Toujours entre 2 avions, Shadi est un homme occupé, très occupé.
Nous avons débuté l’entretien au mois de Novembre.
Durant ces longs mois, Shadi n'aura sans cesse de m'échapper.
Soit car je n'ai su saisir le personnage
Soit car il préfère se protéger pour des raisons qui lui sont propres et que je respecte.
Avec Shadi, j'ai tenté de parler d'opéra, de jeux, de Magic qu'il affectionne, de ses origines allemande et libanaise, ainsi que des actuelles confrontations idéologiques et religieuses qui touchent notre civilisation
1) Shadi Torbey, bonjour, auriez-vous la gentillesse de vous présenter?
Je m’appelle Shadi Torbey, j’ai presque 40 ans, je vis à Bruxelles depuis 30 ans -je suis né en Allemagne, où j’ai passé mon enfance -mes parents ayant quitté le Liban à cause de la guerre civile.
Je suis agrégé de lettres -mais je n’ai jamais eu l’occasion de pratiquer le beau métier de professeur. Mon autre passion, l’opéra, a été la plus forte, et cela fait plus de 15 ans que je chante professionnellement.
Je suis baryton-basse, j’interprète donc rarement les jeunes premiers (ces rôles sont le plus souvent écrits pour la voix de ténor), mais plutôt les vieux sages, les méchants diaboliques, les valets rusés et autres personnages ‘de caractère’.
Cela me correspond assez bien: je me souviens m’être dit, alors que j’étais tout gamin « Ça doit être assez embêtant pour un acteur de jouer Luke Skywalker… par contre Han Solo ou Dark Vador, ça c ‘est sûrement génial!».
2) L’opéra n’est pas une passion commune. Elle vous vient de vos parents ?
Qu’est-ce qui vous a animé dans sa pratique durant votre jeune, par rapport à d’autres arts comme le théâtre ou la musique peut-être plus accessible ?
On écoutait beaucoup de musique à la maison, mais pas souvent de l'opéra. Mon coup de foudre a eu lieu lorsque j’avais 15 ans, chez une tante de ma mère, grande passionnée d’opéra.
C’était justement la combinaison de musique et de théâtre qui m’a attiré: j’étais fasciné par le théâtre et le cinéma, et j’avais un vague projet de monter un groupe de rock, l’opéra répondait un peu, à sa façon, à ces deux envies.
3) Avant de venir au jeu, votre seconde passion. J’aimerai parler de vos origines.
Des parents libanais, une enfance en Allemagne, et une vie ensuite en Belgique.

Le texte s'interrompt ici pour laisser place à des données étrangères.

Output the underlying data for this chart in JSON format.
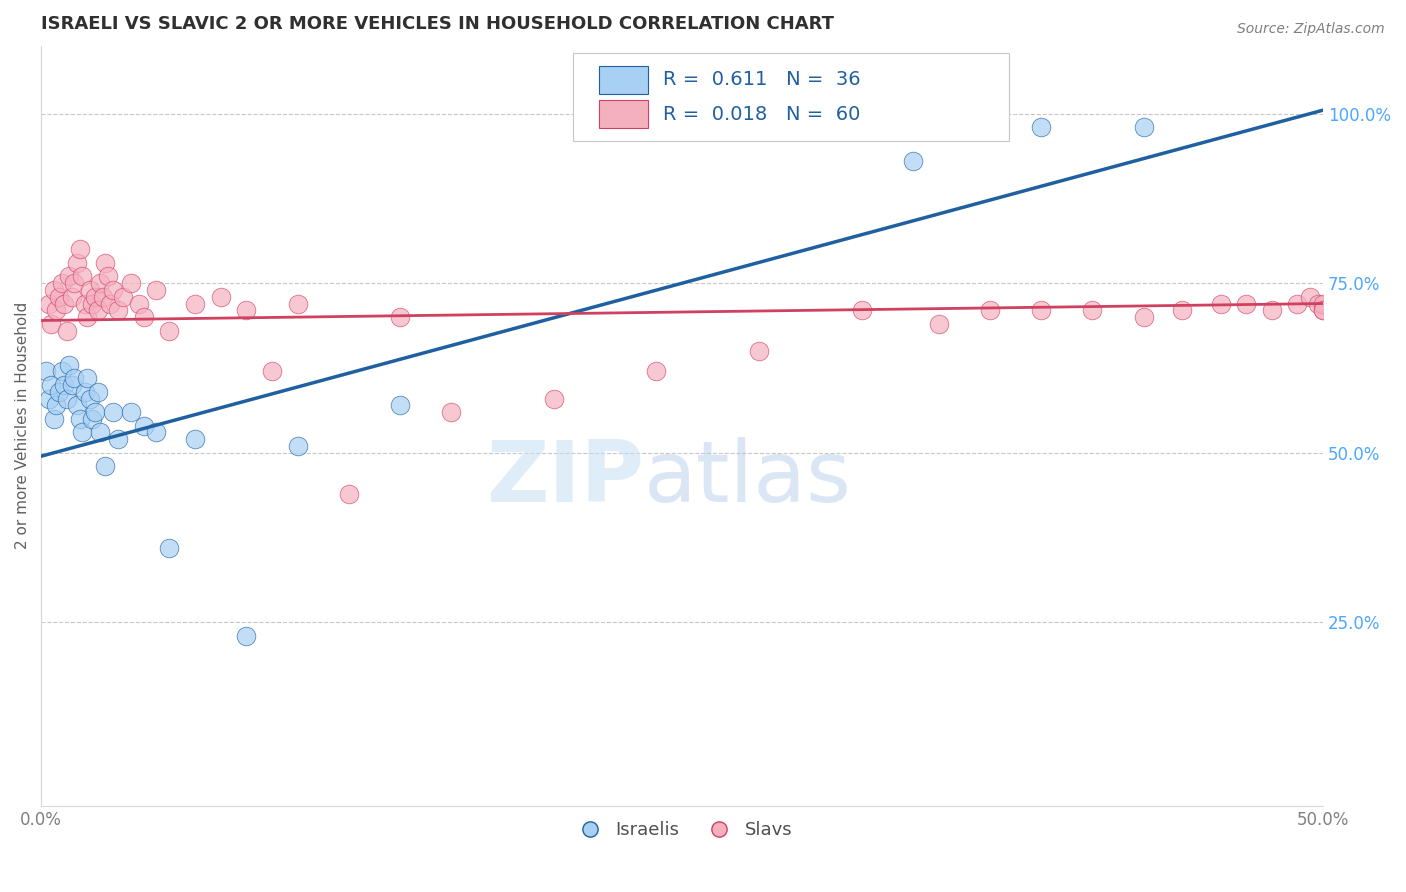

Cela crée j’imagine une culture riche, peut-être complexe, mais avec des apports de 3 pays différents les uns des autres.
Souhaiteriez-vous nous parler tout d’abord malgré que vous n’y ayez pas vécu, du Liban ? Qu’est-ce que vos parents vous ont transmis de ce pays possédant un passé si riche?
J’ai l’impression que c’est assez difficile de séparer, dans ce que les parents nous transmettent, ce qui vient spécifiquement de leur(s) pays d’origine, et ce qui vient plus de leurs histoires familiales, des parcours personnels, etc…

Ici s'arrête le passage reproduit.